Tomasz Wisniewski of Bialystok also has a brief video of the cemetery at https://www.youtube.com/watch?v=qe6tbPTYUOM. His site http://bagnowka.com/ has additional photographs of Polish Jewry.
Webinar on World Family Reunion
An article in the January 11 issue of "Nu? What’s New?” announced plans for a Global Family Reunion that will take place on June 6 in the New York Hall of Science which is on the grounds of the 1964 World’s Fair. Now, a webinar is planned where the creator of the reunion, A.J. Jacobs, will talk about his mission to break the Guinness World Record for the world's largest family reunion. He will discuss his family history discoveries and his quest to see how everyone is related. You can register for the webinar at http://tinyurl.com/GlobalFamilyReunion.
Oral Testimonies of Holocaust Survivors Online
The British Library has placed online a collection of 289 audio interviews with Holocaust survivors. It is located at http://sounds.bl.uk/Oral-history/Jewish-Holocaust-survivors. Each testimony is heavily abstracted and the abstract often includes names of persons mentioned by the interviewee. Searching by town name may also yield results. The project is described at http://sounds.bl.uk/oral-history.

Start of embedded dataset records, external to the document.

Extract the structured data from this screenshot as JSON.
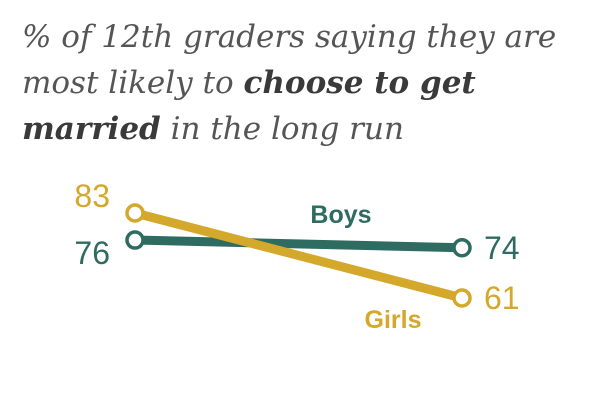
{
  "title": {
    "part1": "% of 12th graders saying they are most likely to ",
    "bold1": "choose to get married",
    "part2": " in the long run"
  },
  "chart_data": {
    "type": "line",
    "categories": [
      "",
      ""
    ],
    "series": [
      {
        "name": "Boys",
        "values": [
          76,
          74
        ],
        "color": "#2e6b60"
      },
      {
        "name": "Girls",
        "values": [
          83,
          61
        ],
        "color": "#d4a82a"
      }
    ],
    "grid": false,
    "legend": "inline labels"
  }
}
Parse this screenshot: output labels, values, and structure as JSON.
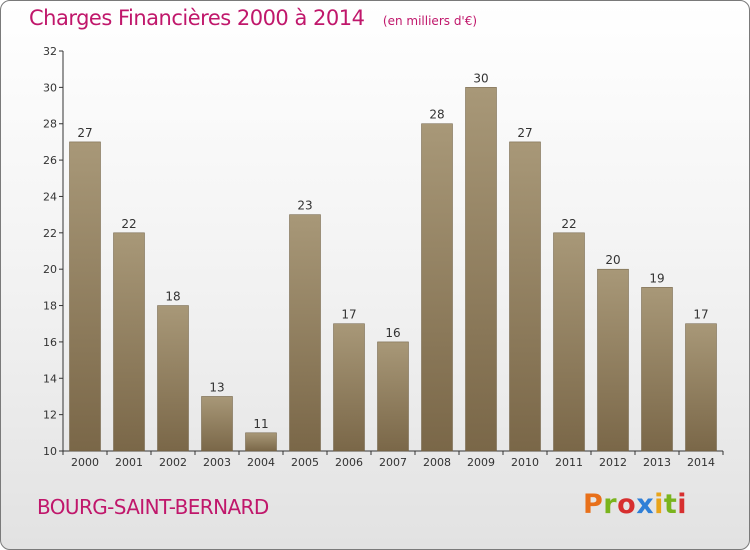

The Shoah Foundation, located at http://vhaonline.usc.edu/about/about.aspx?, has 52,000 interviews. They have a somewhat similar extraction that can include names of spouses (inferring number of times married), parents, siblings, children, etc. Place names often are identified.
Yad Vashem News
In commemoration of International Holocaust Remembrance Day, January 27, Yad Vashem has created on its Facebook page an “IRemember Wall” that allows people across the globe to engage in online commemorative activity of Holocaust victims. Each participant will be randomly linked to a name of one of the over 4.3 million men, women and children currently documented in the Names Database. To participate, go to https://www.facebook.com/yadvashem/app_296540360463867.
Yad Vashem reports that in 2014, the Shoah Victims' Names Recovery Project has recovered some 103,000 names. Of these, more than 21,000 were commemorated on Pages of Testimonies and added to the Central Database of Shoah Victims' Names. Access to the database is from the institution’s home page at http://yadvashem.org.
MyHeritage Partners with 23andMe DNA Service
MyHeritage has announced a partnership with the 23andMe DNA service. The partnership will make 23andMe customers aware of the existence of MyHeritage and make MyHeritage users aware of 23andMe’s existence.
MyHeritage states it has made an offer to 23andMe customers to build a tree with unlimited nodes for six months at no charge. After the six month period, subscribers can continue with free access as long as your tree has fewer than 250 nodes. 23andMe will abandon its own version of family trees on May 1. They are providing a mechanism for transferring trees to the MyHeritage site.
The principal benefit to MyHeritage users appears to be the large pool of DNA data at 23andMe which claims it has 750,000+ customers.